Embodied AI

Robust Robotic State Estimation via Manifold Disentanglement for Embodied AI on the Edge.

Lead Research Engineer

Stealth Startup

May 2025 - present

Objective

To spearhead the complete research and development lifecycle for a novel, on-device artificial intelligence system for high-precision state estimation on a mobile robotics platform. From an ambiguous high-level goal, a fully-deployed system was delivered.

Challenges

  • Severe Hardware Constraints: The platform’s on-board sensors are resource-constrained and provide low-accuracy, high-noise data.
  • SOTA Benchmarking & Failure: I conducted a comprehensive literature review, implementing and benchmarking numerous state-of-the-art (SOTA) algorithms. These methods failed, yielding high errors.
  • Root Cause Analysis: The SOTA methods were fundamentally unsuited for our problem, as they are designed for high-fidelity sensors, not noisy data, and optimized for stationary receivers, whereas our platform is highly dynamic and mobile.

Methodology & Solution

  • Literature Review & Benchmarking: Conducted a comprehensive review of SOTA methodologies for state estimation. Key SOTA algorithms were implemented and benchmarked on the platform’s hardware. Given the failure of existing methods, I devised a custom, hardware-aware algorithm from first principles.

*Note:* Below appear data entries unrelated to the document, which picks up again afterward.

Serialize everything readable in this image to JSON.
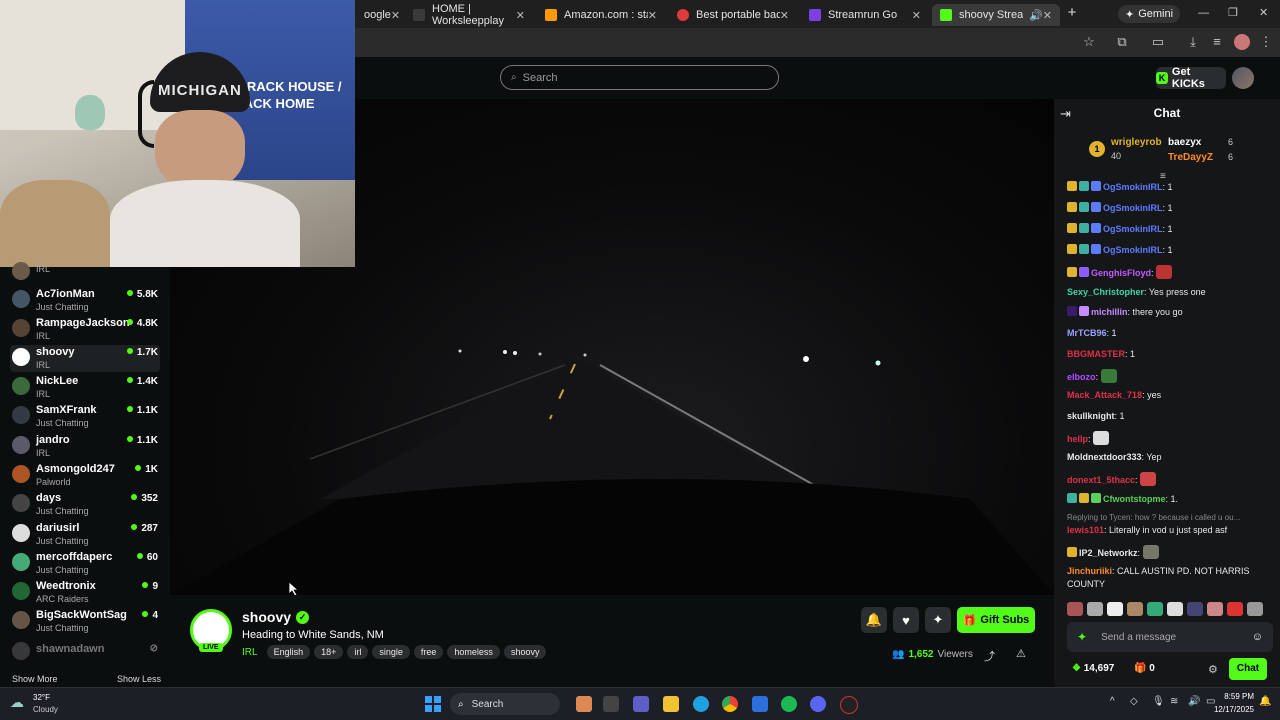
{
  "browser": {
    "tabs": [
      {
        "title": "oogle",
        "fav_color": "#4285f4"
      },
      {
        "title": "HOME | Worksleepplay",
        "fav_color": "#3a3a3a"
      },
      {
        "title": "Amazon.com : starlink l",
        "fav_color": "#ff9900"
      },
      {
        "title": "Best portable backpack",
        "fav_color": "#e03a3a"
      },
      {
        "title": "Streamrun Go",
        "fav_color": "#7b3fe4"
      },
      {
        "title": "shoovy Stream - Wa",
        "fav_color": "#53fc18"
      }
    ],
    "new_tab": "+",
    "gemini_label": "Gemini",
    "close_glyph": "✕"
  },
  "site": {
    "search_placeholder": "Search",
    "get_kicks_label": "Get KICKs"
  },
  "webcam": {
    "hat_text": "MICHIGAN",
    "poster_text": "A CRACK HOUSE / CRACK HOME"
  },
  "sidebar": {
    "channels": [
      {
        "name": "",
        "category": "IRL",
        "viewers": "",
        "avatar_color": "#6a5a4a"
      },
      {
        "name": "Ac7ionMan",
        "category": "Just Chatting",
        "viewers": "5.8K",
        "avatar_color": "#445566"
      },
      {
        "name": "RampageJackson",
        "category": "IRL",
        "viewers": "4.8K",
        "avatar_color": "#554433"
      },
      {
        "name": "shoovy",
        "category": "IRL",
        "viewers": "1.7K",
        "avatar_color": "#ffffff",
        "selected": true
      },
      {
        "name": "NickLee",
        "category": "IRL",
        "viewers": "1.4K",
        "avatar_color": "#3a6a3a"
      },
      {
        "name": "SamXFrank",
        "category": "Just Chatting",
        "viewers": "1.1K",
        "avatar_color": "#333a44"
      },
      {
        "name": "jandro",
        "category": "IRL",
        "viewers": "1.1K",
        "avatar_color": "#5a5a6a"
      },
      {
        "name": "Asmongold247",
        "category": "Palworld",
        "viewers": "1K",
        "avatar_color": "#aa5522"
      },
      {
        "name": "days",
        "category": "Just Chatting",
        "viewers": "352",
        "avatar_color": "#444"
      },
      {
        "name": "dariusirl",
        "category": "Just Chatting",
        "viewers": "287",
        "avatar_color": "#ddd"
      },
      {
        "name": "mercoffdaperc",
        "category": "Just Chatting",
        "viewers": "60",
        "avatar_color": "#44aa77"
      },
      {
        "name": "Weedtronix",
        "category": "ARC Raiders",
        "viewers": "9",
        "avatar_color": "#226633"
      },
      {
        "name": "BigSackWontSag",
        "category": "Just Chatting",
        "viewers": "4",
        "avatar_color": "#665544"
      }
    ],
    "offline_channel": "shawnadawn",
    "show_more": "Show More",
    "show_less": "Show Less"
  },
  "stream": {
    "streamer": "shoovy",
    "title": "Heading to White Sands, NM",
    "category": "IRL",
    "live_badge": "LIVE",
    "tags": [
      "English",
      "18+",
      "irl",
      "single",
      "free",
      "homeless",
      "shoovy"
    ],
    "gift_subs_label": "Gift Subs",
    "viewers": "1,652",
    "viewers_label": "Viewers"
  },
  "chat": {
    "title": "Chat",
    "leaderboard": [
      {
        "name": "wrigleyrob",
        "count": "40"
      },
      {
        "name": "baezyx",
        "count": "6"
      },
      {
        "name": "TreDayyZ",
        "count": "6"
      }
    ],
    "messages": [
      {
        "user": "OgSmokinIRL",
        "text": " 1",
        "color": "#5b7cff"
      },
      {
        "user": "OgSmokinIRL",
        "text": " 1",
        "color": "#5b7cff"
      },
      {
        "user": "OgSmokinIRL",
        "text": " 1",
        "color": "#5b7cff"
      },
      {
        "user": "OgSmokinIRL",
        "text": " 1",
        "color": "#5b7cff"
      },
      {
        "user": "GenghisFloyd",
        "text": " ",
        "color": "#c05cff"
      },
      {
        "user": "Sexy_Christopher",
        "text": " Yes press one",
        "color": "#3fd6a8"
      },
      {
        "user": "michillin",
        "text": " there you go",
        "color": "#c48cff"
      },
      {
        "user": "MrTCB96",
        "text": " 1",
        "color": "#9aa3ff"
      },
      {
        "user": "BBGMASTER",
        "text": " 1",
        "color": "#e0304a"
      },
      {
        "user": "elbozo",
        "text": " ",
        "color": "#b44cff"
      },
      {
        "user": "Mack_Attack_718",
        "text": " yes",
        "color": "#e0304a"
      },
      {
        "user": "skullknight",
        "text": " 1",
        "color": "#e8e8e8"
      },
      {
        "user": "hellp",
        "text": " ",
        "color": "#e0304a"
      },
      {
        "user": "Moldnextdoor333",
        "text": " Yep",
        "color": "#e8e8e8"
      },
      {
        "user": "donext1_5thacc",
        "text": " ",
        "color": "#e0304a"
      },
      {
        "user": "Cfwontstopme",
        "text": " 1.",
        "color": "#5bd05b"
      },
      {
        "user": "lewis101",
        "text": " Literally in vod u just sped asf",
        "color": "#e0304a"
      },
      {
        "user": "IP2_Networkz",
        "text": " ",
        "color": "#e8e8e8"
      },
      {
        "user": "Jinchuriiki",
        "text": " CALL AUSTIN PD. NOT HARRIS COUNTY",
        "color": "#ff8c2a"
      }
    ],
    "reply_prefix": "Replying to Tycen: how ? because i called u ou...",
    "input_placeholder": "Send a message",
    "kicks_balance": "14,697",
    "gifts_count": "0",
    "send_label": "Chat"
  },
  "taskbar": {
    "weather_temp": "32°F",
    "weather_desc": "Cloudy",
    "search_label": "Search",
    "time": "8:59 PM",
    "date": "12/17/2025"
  }
}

  • Novel Algorithm Design (Manifold Disentanglement): The core innovation is a novel manifold disentanglement technique. Instead of solving the high-dimensional state estimation problem directly (which is highly sensitive to sensor noise), my algorithm first reframes the problem onto a robust, lower-dimensional manifold. This intermediate step is robust to noise and its output is then used to solve the full state estimation problem.

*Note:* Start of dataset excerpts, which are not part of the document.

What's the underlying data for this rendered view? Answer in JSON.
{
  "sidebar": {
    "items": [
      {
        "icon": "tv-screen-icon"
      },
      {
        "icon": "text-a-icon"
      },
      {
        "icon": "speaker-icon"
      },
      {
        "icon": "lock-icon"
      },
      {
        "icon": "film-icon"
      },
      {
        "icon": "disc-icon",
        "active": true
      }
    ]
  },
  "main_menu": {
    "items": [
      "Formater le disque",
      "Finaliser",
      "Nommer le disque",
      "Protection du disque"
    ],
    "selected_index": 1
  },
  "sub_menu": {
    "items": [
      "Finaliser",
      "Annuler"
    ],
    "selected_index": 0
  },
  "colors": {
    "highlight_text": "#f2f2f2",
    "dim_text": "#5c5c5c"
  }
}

  • Dynamic Platform Accommodation: The algorithm was designed from the ground up to explicitly account for a dynamic, mobile platform, a key differentiator from most SOTA methods.

  • Prototyping & Validation: I developed initial prototypes in Python to validate the theory against simulated data. After success, I built a robust data pipeline to ingest, process, and replay historical telemetry data from numerous real-world operational runs, enabling massive-scale regression testing. This pipeline included a robotic simulation & analysis platform.

  • Production Implementation: The final, high-performance algorithm was implemented in Lisp. This system was rigorously validated through a multi-stage pipeline, progressing from high-fidelity simulation to extensive on-hardware performance analysis to prove its real-world robustness.

Technology Stack

  • Lisp: Used for the core, on-device, high-performance algorithm. Selected for its high-speed execution, low-level customizability, and powerful metaprogramming capabilities, which enabled rapid debugging and iterative development directly on the running system.
  • Python: Used for data pipelines, simulation, benchmarking, prototyping, and validation.

Results & Impact

  • Performance: The custom algorithm achieved a >100x improvement in state estimation accuracy over the SOTA baseline.
  • Deployment: The system is now deployed on 100% of the company’s devices and is a foundational component of the platform’s autonomous capabilities.
  • Communication: Findings, progress, and results were communicated directly to the immediate team, the entire company, and the CEO.

Current & Future Work

I am currently leading the effort to extend this system for state-anchoring from environmental features. The system will identify and create a persistent library of environmental features, enabling the platform to re-identify them. This capability will provide a consistent global reference frame for the robot’s state, further enhancing precision and long-term reliability.